Thursday, December 5, 2024

Simon Gualtieri | Ami d’ami (Friend of a Friend) / 2023

the bathroom saint

by Douglas Messerli

 

Simon Gualtieri and Anne-Marie Soucy (screenplay), Simon Gualtieri (director) Ami d’ami (Friend of a Friend) / 2023 [15 minutes]

 

Jules (Jules Ronfard) has just broken up with his girlfriend after meeting Samuel (Samuel Brassard), realizing perhaps for the first time that he is probably bisexual. He arranges to meet Samuel at his apartment, to just “hang out.”


      Both Samuel and Jules have evidently enjoyed their previous conversation with each other, and, despite Jules’ doubts about having arranged for the meeting, Samuel sees nothing unusual about their get-together.

      But Jules clearly has other plans, wanting it appears quite desperately to explore his newfound bisexuality for first time with a man, namely Samuel. But everything gets in the way.
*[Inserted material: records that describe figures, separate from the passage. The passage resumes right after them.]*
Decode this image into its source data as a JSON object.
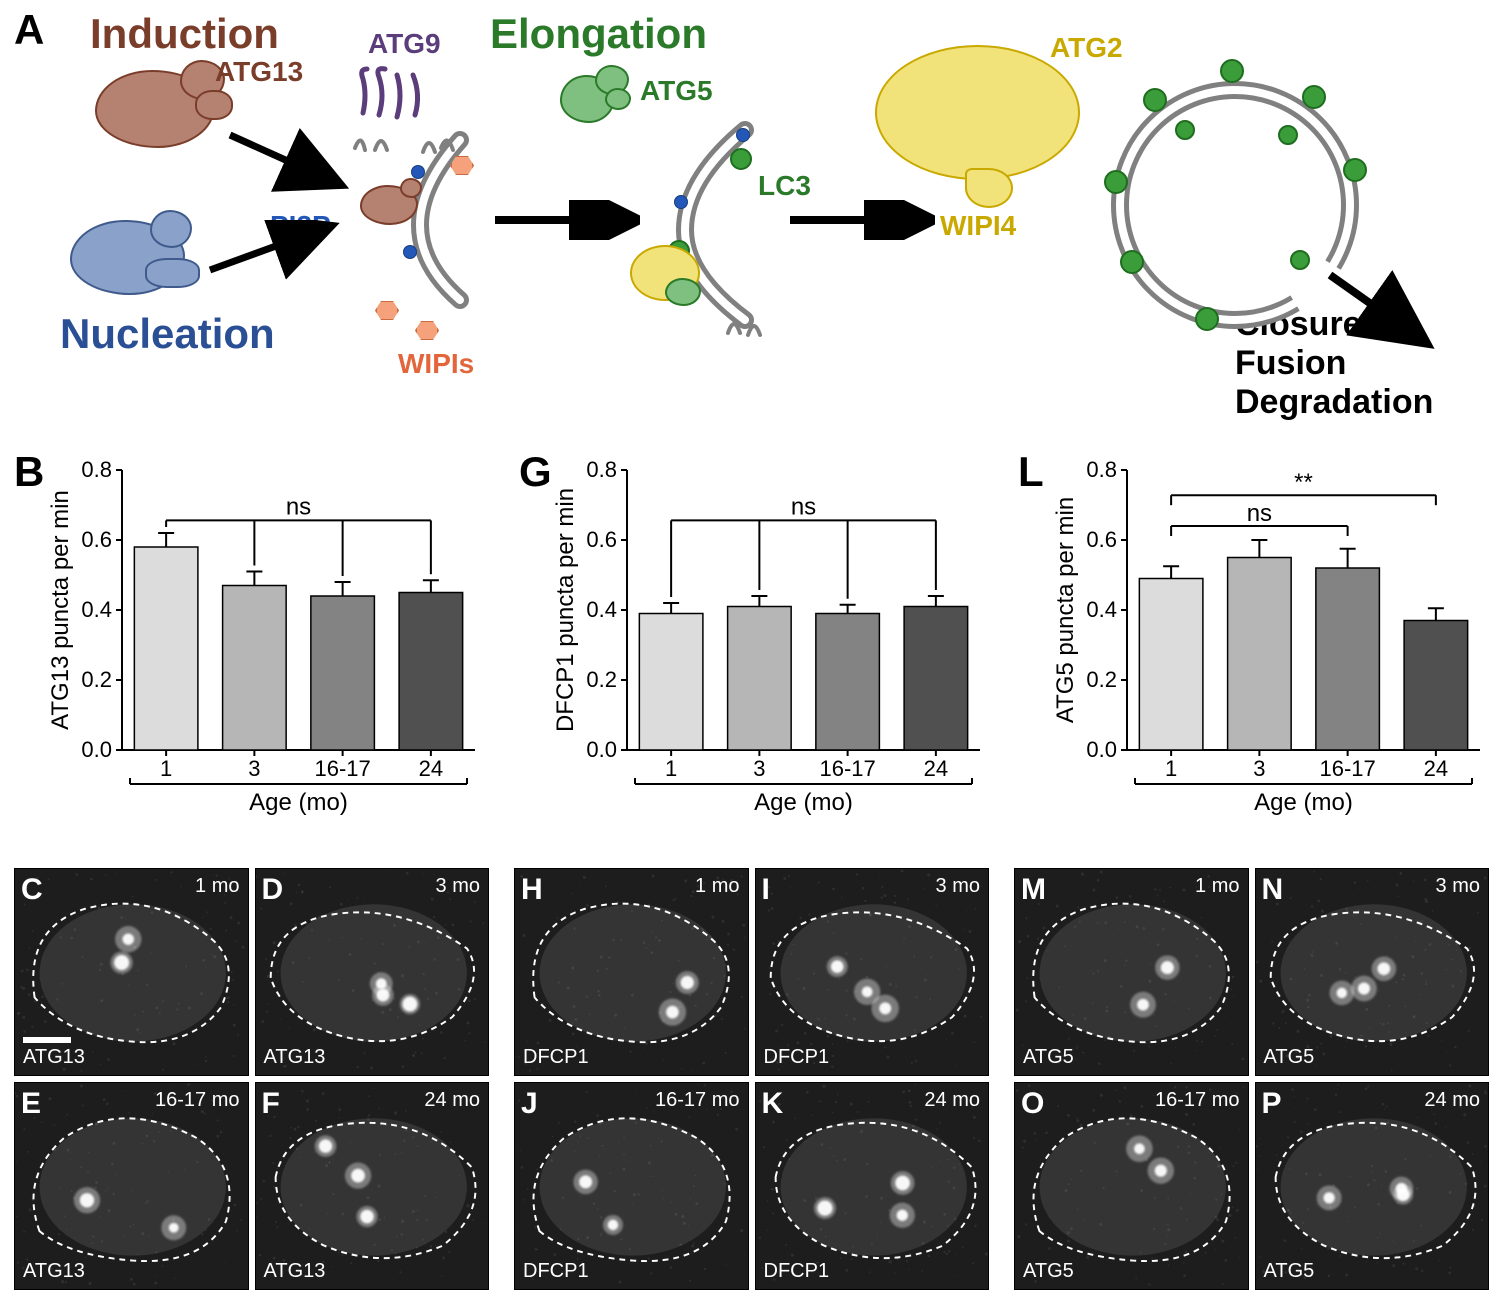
{
  "panelA": {
    "letter": "A",
    "labels": {
      "induction": "Induction",
      "nucleation": "Nucleation",
      "elongation": "Elongation",
      "closure": "Closure\nFusion\nDegradation",
      "atg13": "ATG13",
      "atg9": "ATG9",
      "atg5": "ATG5",
      "atg2": "ATG2",
      "wipi4": "WIPI4",
      "lc3": "LC3",
      "pi3p": "PI3P",
      "wipis": "WIPIs"
    },
    "colors": {
      "induction": "#7a3d2a",
      "nucleation": "#2a4f95",
      "elongation": "#2a7a2a",
      "atg9": "#5a3d7a",
      "atg2_wipi4": "#c9a900",
      "wipis": "#e2653b",
      "pi3p": "#2458b8",
      "arrow": "#000000"
    }
  },
  "charts": {
    "yticks": [
      0.0,
      0.2,
      0.4,
      0.6,
      0.8
    ],
    "ylim": [
      0,
      0.8
    ],
    "xcategories": [
      "1",
      "3",
      "16-17",
      "24"
    ],
    "xlabel": "Age (mo)",
    "bar_fills": [
      "#dcdcdc",
      "#b6b6b6",
      "#838383",
      "#505050"
    ],
    "axis_color": "#000000",
    "B": {
      "letter": "B",
      "ylabel": "ATG13 puncta per min",
      "values": [
        0.58,
        0.47,
        0.44,
        0.45
      ],
      "errors": [
        0.04,
        0.04,
        0.04,
        0.035
      ],
      "sig": {
        "type": "single_bracket",
        "text": "ns"
      }
    },
    "G": {
      "letter": "G",
      "ylabel": "DFCP1 puncta per min",
      "values": [
        0.39,
        0.41,
        0.39,
        0.41
      ],
      "errors": [
        0.03,
        0.03,
        0.025,
        0.03
      ],
      "sig": {
        "type": "single_bracket",
        "text": "ns"
      }
    },
    "L": {
      "letter": "L",
      "ylabel": "ATG5 puncta per min",
      "values": [
        0.49,
        0.55,
        0.52,
        0.37
      ],
      "errors": [
        0.035,
        0.05,
        0.055,
        0.035
      ],
      "sig": {
        "type": "nested",
        "brackets": [
          {
            "from": 0,
            "to": 2,
            "text": "ns",
            "level": 0
          },
          {
            "from": 0,
            "to": 3,
            "text": "**",
            "level": 1
          }
        ]
      }
    }
  },
  "micrographs": {
    "groups": [
      {
        "marker": "ATG13",
        "panels": [
          "C",
          "D",
          "E",
          "F"
        ],
        "ages": [
          "1 mo",
          "3 mo",
          "16-17 mo",
          "24 mo"
        ],
        "scalebar_panel": "C"
      },
      {
        "marker": "DFCP1",
        "panels": [
          "H",
          "I",
          "J",
          "K"
        ],
        "ages": [
          "1 mo",
          "3 mo",
          "16-17 mo",
          "24 mo"
        ]
      },
      {
        "marker": "ATG5",
        "panels": [
          "M",
          "N",
          "O",
          "P"
        ],
        "ages": [
          "1 mo",
          "3 mo",
          "16-17 mo",
          "24 mo"
        ]
      }
    ],
    "colors": {
      "bg": "#1d1d1d",
      "outline": "#ffffff",
      "text": "#ffffff"
    }
  }
}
First of all, he can simply not find the language to speak to an openly gay man about his sexual desires; but even worse Samuel’s roomates, male and female, both apparently heterosexual, come tumbling into their tête-à-tête with their tales of their day, their equal claims to Jules (the male insists they met in college and the woman suggests she might have fallen in love had they met a supermarket) and a desperate desire to play dominoes.
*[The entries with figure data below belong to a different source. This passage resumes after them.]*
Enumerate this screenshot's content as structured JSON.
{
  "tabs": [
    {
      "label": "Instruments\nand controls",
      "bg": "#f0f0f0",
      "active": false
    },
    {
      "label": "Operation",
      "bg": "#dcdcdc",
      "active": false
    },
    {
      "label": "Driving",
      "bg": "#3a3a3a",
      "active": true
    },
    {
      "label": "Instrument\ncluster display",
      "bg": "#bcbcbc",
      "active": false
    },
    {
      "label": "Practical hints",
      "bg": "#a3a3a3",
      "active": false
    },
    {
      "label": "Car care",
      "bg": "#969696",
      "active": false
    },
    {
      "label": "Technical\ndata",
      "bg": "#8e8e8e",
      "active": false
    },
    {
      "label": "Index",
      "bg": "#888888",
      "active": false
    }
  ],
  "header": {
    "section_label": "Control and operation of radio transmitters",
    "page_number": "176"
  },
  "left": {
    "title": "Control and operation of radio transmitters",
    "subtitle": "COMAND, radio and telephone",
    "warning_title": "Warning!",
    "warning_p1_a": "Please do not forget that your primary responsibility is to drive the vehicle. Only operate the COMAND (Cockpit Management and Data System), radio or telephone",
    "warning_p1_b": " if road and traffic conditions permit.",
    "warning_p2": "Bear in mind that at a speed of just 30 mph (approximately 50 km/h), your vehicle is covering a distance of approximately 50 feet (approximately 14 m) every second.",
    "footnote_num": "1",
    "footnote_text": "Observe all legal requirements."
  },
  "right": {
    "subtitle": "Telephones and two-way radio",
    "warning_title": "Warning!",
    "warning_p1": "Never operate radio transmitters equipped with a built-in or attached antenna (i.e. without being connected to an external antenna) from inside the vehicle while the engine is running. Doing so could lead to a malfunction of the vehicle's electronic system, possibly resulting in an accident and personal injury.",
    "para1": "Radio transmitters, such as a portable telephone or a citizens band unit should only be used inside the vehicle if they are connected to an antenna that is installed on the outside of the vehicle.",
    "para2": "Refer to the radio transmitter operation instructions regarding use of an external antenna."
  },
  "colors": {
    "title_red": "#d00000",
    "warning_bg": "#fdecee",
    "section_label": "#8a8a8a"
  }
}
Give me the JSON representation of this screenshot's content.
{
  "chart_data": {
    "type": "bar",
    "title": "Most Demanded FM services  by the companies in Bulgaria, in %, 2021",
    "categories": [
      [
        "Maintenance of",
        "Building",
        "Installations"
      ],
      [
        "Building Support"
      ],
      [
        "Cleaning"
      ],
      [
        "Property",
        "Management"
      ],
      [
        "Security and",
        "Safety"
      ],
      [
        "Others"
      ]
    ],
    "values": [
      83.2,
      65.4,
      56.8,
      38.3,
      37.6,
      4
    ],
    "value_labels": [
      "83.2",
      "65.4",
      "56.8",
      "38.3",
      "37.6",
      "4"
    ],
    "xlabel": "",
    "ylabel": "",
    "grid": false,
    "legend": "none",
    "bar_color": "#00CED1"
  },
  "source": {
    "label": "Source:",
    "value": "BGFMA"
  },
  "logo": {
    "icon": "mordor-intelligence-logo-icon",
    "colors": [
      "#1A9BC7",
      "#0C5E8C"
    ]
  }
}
      More than a little frustrated, Jules retreats to the bathroom, snapping a picture of himself in the manner of the St. Sebastian reprint hung on the bathroom wall, and sends it off to Samuel, hoping to reveal his inner feelings.


     Yet even that seems to fail when Samuel’s roommate pulls the cellphone from his hands demanding that there will be no texting allowed during their domino game. In desperation, Jules spills wine all over the table and prepares to leave.

        In Samuel’s bedroom where he has left his coat, the friend of a friend finally appears without all the others, permitting the two to talk, both afraid to broach the subject of their mutual attraction. But a kiss settles the issue, as Jules explains that being the very first time for him with another man, he may find he doesn’t like it, he may not want to sleep over, etc. Yet it’s clear the two, once they begin their sexual engagement, will truly enjoy the experiment.

       If Quebecois writer Simon Gualtieri’s likeable short film is not very profound, it does present gay love from a quite different perspective, and Ronfard is very appealing as the coming out bisexual.

 

Los Angeles, December 5, 2024

Reprinted from My Queer Cinema blog (December 2024).